10.05.2010 - 10:51 | Son Güncellenme:
Bilfen Okulları’nın CERN’e düzenlediği geziye katılan bazı gazetecilerle biraraya gelen Dr. Steve Myers, CERN’e üye ülkelerin üyelik aidatlarının ülkelerin nüfusları ve milli gelirleri dikkate alınarak belirlendiğini ifade etti.
CERN Konseyi’nin bütçe planlarının 5 yıllık dönemler için yapıldığını aktaran Myers, bunun da üye ülkelere bildirildiğini kaydetti.
Küresel ekonomik krizle birlikte bazı ülkelerin ekonomik sıkıntılarının bulunduğuna dikkati çeken Myers, bu durumdaki bazı ülkelerin ekonomilerini geliştirmek için teknolojiye yatırım yaptıklarını ve sonuçta büyük başarılar kazandıklarını anlattı.
Myers, Avrupa’daki ekonomik kriz nedeniyle üye ülkelerin bütçelerinde yaşanabilecek değişimin CERN’ün bütçesinin de etkileneceği anlamına gelmediğini belirterek, şu ana dek üye ülkelerin hiç birinden "Bütçeyi aşağıya çekelim" şeklinde bir talebin gelmediğini bildirdi.
Myers, "CERN Konseyi olarak, krizden olumsuz etkilenen ülkelerin ekonomilerinin tekrar büyüyebilmesi için aidatlarını erteleme opsiyonumuz var.

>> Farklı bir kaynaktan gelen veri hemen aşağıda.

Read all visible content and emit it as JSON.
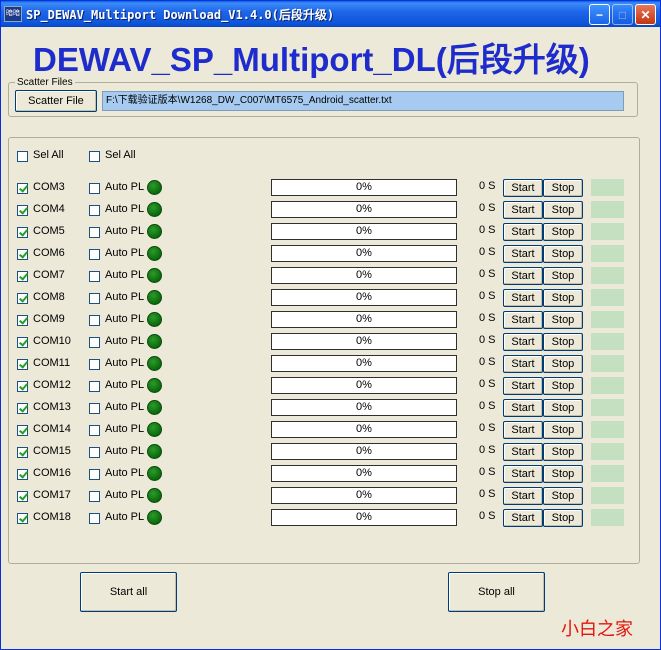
{
  "window": {
    "title": "SP_DEWAV_Multiport Download_V1.4.0(后段升级)",
    "app_icon": "暗暗",
    "minimize_glyph": "−",
    "maximize_glyph": "□",
    "close_glyph": "✕"
  },
  "banner": "DEWAV_SP_Multiport_DL(后段升级)",
  "scatter": {
    "legend": "Scatter Files",
    "button": "Scatter File",
    "path": "F:\\下载验证版本\\W1268_DW_C007\\MT6575_Android_scatter.txt"
  },
  "header": {
    "sel_all_1": "Sel All",
    "sel_all_2": "Sel All"
  },
  "ports": [
    {
      "name": "COM3",
      "checked": true,
      "auto_pl": "Auto PL",
      "progress": 0,
      "progress_text": "0%",
      "time": "0 S",
      "start": "Start",
      "stop": "Stop"
    },
    {
      "name": "COM4",
      "checked": true,
      "auto_pl": "Auto PL",
      "progress": 0,
      "progress_text": "0%",
      "time": "0 S",
      "start": "Start",
      "stop": "Stop"
    },
    {
      "name": "COM5",
      "checked": true,
      "auto_pl": "Auto PL",
      "progress": 0,
      "progress_text": "0%",
      "time": "0 S",
      "start": "Start",
      "stop": "Stop"
    },
    {
      "name": "COM6",
      "checked": true,
      "auto_pl": "Auto PL",
      "progress": 0,
      "progress_text": "0%",
      "time": "0 S",
      "start": "Start",
      "stop": "Stop"
    },
    {
      "name": "COM7",
      "checked": true,
      "auto_pl": "Auto PL",
      "progress": 0,
      "progress_text": "0%",
      "time": "0 S",
      "start": "Start",
      "stop": "Stop"
    },
    {
      "name": "COM8",
      "checked": true,
      "auto_pl": "Auto PL",
      "progress": 0,
      "progress_text": "0%",
      "time": "0 S",
      "start": "Start",
      "stop": "Stop"
    },
    {
      "name": "COM9",
      "checked": true,
      "auto_pl": "Auto PL",
      "progress": 0,
      "progress_text": "0%",
      "time": "0 S",
      "start": "Start",
      "stop": "Stop"
    },
    {
      "name": "COM10",
      "checked": true,
      "auto_pl": "Auto PL",
      "progress": 0,
      "progress_text": "0%",
      "time": "0 S",
      "start": "Start",
      "stop": "Stop"
    },
    {
      "name": "COM11",
      "checked": true,
      "auto_pl": "Auto PL",
      "progress": 0,
      "progress_text": "0%",
      "time": "0 S",
      "start": "Start",
      "stop": "Stop"
    },
    {
      "name": "COM12",
      "checked": true,
      "auto_pl": "Auto PL",
      "progress": 0,
      "progress_text": "0%",
      "time": "0 S",
      "start": "Start",
      "stop": "Stop"
    },
    {
      "name": "COM13",
      "checked": true,
      "auto_pl": "Auto PL",
      "progress": 0,
      "progress_text": "0%",
      "time": "0 S",
      "start": "Start",
      "stop": "Stop"
    },
    {
      "name": "COM14",
      "checked": true,
      "auto_pl": "Auto PL",
      "progress": 0,
      "progress_text": "0%",
      "time": "0 S",
      "start": "Start",
      "stop": "Stop"
    },
    {
      "name": "COM15",
      "checked": true,
      "auto_pl": "Auto PL",
      "progress": 0,
      "progress_text": "0%",
      "time": "0 S",
      "start": "Start",
      "stop": "Stop"
    },
    {
      "name": "COM16",
      "checked": true,
      "auto_pl": "Auto PL",
      "progress": 0,
      "progress_text": "0%",
      "time": "0 S",
      "start": "Start",
      "stop": "Stop"
    },
    {
      "name": "COM17",
      "checked": true,
      "auto_pl": "Auto PL",
      "progress": 0,
      "progress_text": "0%",
      "time": "0 S",
      "start": "Start",
      "stop": "Stop"
    },
    {
      "name": "COM18",
      "checked": true,
      "auto_pl": "Auto PL",
      "progress": 0,
      "progress_text": "0%",
      "time": "0 S",
      "start": "Start",
      "stop": "Stop"
    }
  ],
  "footer": {
    "start_all": "Start all",
    "stop_all": "Stop all"
  },
  "watermark": "小白之家",
  "colors": {
    "led": "#118811",
    "status_box": "#c5dfc1",
    "banner": "#1e2ccc",
    "path_highlight": "#a6caf0"
  }
}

Ancak şu ana kadar öyle bir istek de gelmedi" dedi.
"EKONOMİYİ BİLİM CANLANDIRACAK"
İyi mühendisler yetiştirmeyi, onlara teknolojiyi öğretmeyi ve donanımlarını artırmayı amaçladıklarını belirten Myers, "Bu bilim insanlarının, ülkelerine geri döndüklerinde oradaki ekonomiyi de canlandırabileceğine inanıyoruz" dedi.
CERN’ün yıllık 1.1 milyar İsviçre Frangı bütçesinin bulunduğunu, doktora sonrası CERN araştırmacıları için 37 milyon Frank kaynak kullandırdıklarını, 10 milyon Frank’lık bir bütçenin de mühendislerin CERN’de eğitilmesi için ayrıldığını kaydeden Myers, lise öğretmeleri ve çıraklık eğitimi için de ayrı bir programlarının bulunduğunu ifade etti.
Türkiye’nin yanı sıra Sırbistan, Romanya, Kıbrım Rum Kesimi, İsrail ve Romanya’nın da CERN’e üyelik başvurusunun bulunduğunu bildiren Myers, CERN’deki bilimsel ve coğrafik büyümenin oluşturulan Değerlendirme Komitesi tarafından izleneceğini bildirdi.
Myers, Komite’nin Temmuz ayında Türkiye’ye gelerek, önemli laboratuvarları ve üniversiteleri ziyaret edeceğini ve çeşitli sanayi kuruluşları ile de temaslarda bulunacağını da dile getirdi. Myers, Türkiye’nin CERN üyeliğine ilişkin, "Biz tabii ki Türkiye’nin üye olmasını istiyoruz bunda hiç bir kuşku yok" dedi.
"DENEY 500 KİLOGRAM BAKIRI ERİTEBİLECEK"
30 Mart’ta yeniden başlatılan Büyük Hadron Çarpıştırıcısı Deneyi’ne ilişkin veri toplama sürecini de anlatan Myers, hızlandırıcıda, parçacık hüzmelerinin alanlarının küçültüldüğünü, ancak yoğunluklarının arttırılarak çarpışma hızının da yükseltildiğini aktardı.
Myers, "LHC deneyi mercekten geçirilen ve yoğunlaştırılan güneş ışınlarının bir kağıdı yakması deneyindeki mantıkla işliyor aslında. Biz de deneyimizde enerjiyi yoğunlaştırıyor sonra da belli şekilde odaklıyoruz" diye konuştu.
Myers, deneyde gelinen aşamayı açıklarken de geçen ayın ortalarında parçacıkların odaklanarak çarpıştırılmasını başardıklarını, şimdi ise deneydeki hüzme sayısını arttırmaya başladıklarını ve bunu da kademeli olarak gerçekleştireceklerini belirtti.
LHC’nin içine yerleştirilecek binlerce parçacık hüzmesinin toplam enerjisinin yüksek olduğuna işaret eden Myers, "Bu enerji, 500 kilogram bakırı eritebilecek kadar yüksek seviyede olacak. Eğer buradaki parçacık hüzmeleri kontrolden çıkarsa önüne çıkacak mıknatıslarda bir delik açacak kadar da güçlü olacak. Ancak, buradaki tüm yüksek enerjilerin tartışılan kara deliklerle bir ilgisi yok" dedi.